Wüst currently governs in coalition with the liberals of the FDP, to whom the polls are giving a very modest result, around 7 or 8% of the vote. It is probable, therefore, that the minor partner for the next legislature will be the Greens, with double the intention to vote (16-17%), which also sends a message at the federal level. The environmentalist party is improving its results in all regional elections, in parallel to the approval ratings that its ministers are reaping in Berlin. Robert Habeck, Vice Chancellor and Minister of Economy and Climate, and Annalena Baerbock, Minister of Foreign Affairs, are according to the latest polls the most popular politicians in the country, above the chancellor. As happened with the general elections in September, the Greens will hold the key to the next government in the Rhineland.
As is often the case with German state elections, the campaign issues have mostly focused on day-to-day concerns. The CDU has promised more police, teachers and health personnel, to improve infrastructure so that all municipalities with more than 20,000 inhabitants have a good train or express bus connection and tax exemption for the installation of solar panels. The SPD has put the focus on jobs, affordable housing and education, insisting that the Rhineland must be climate neutral “but not de-industrialised”.

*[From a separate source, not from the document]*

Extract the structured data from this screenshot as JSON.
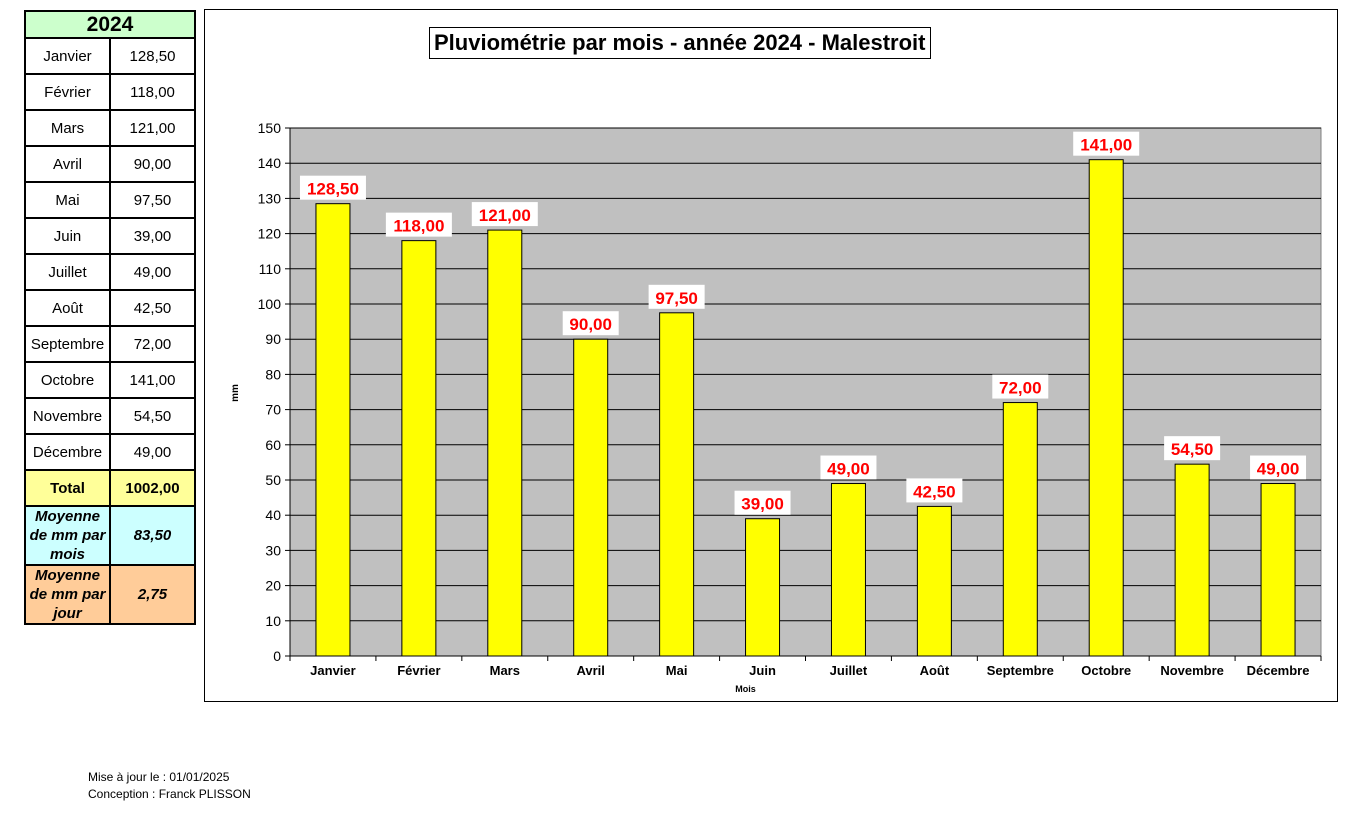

The closure of most of the coal mines in the 1980s left a trail of unemployment in the region and prompted a forced reconversion. Today the mining activity that made the Ruhr area prosperous has given way to other sectors, such as finance. If it were an independent country, this land It would be a world leader in exports, boasts the regional government on its official website. Thirty-seven of the 100 largest German companies are based in the Rhineland, including the pharmaceutical company Bayer, in Leverkusen, and Deutsche Telekom, in Bonn. The unemployment rate, however, is one of the highest in Germany, at 6.6%, when the country’s average is 5%.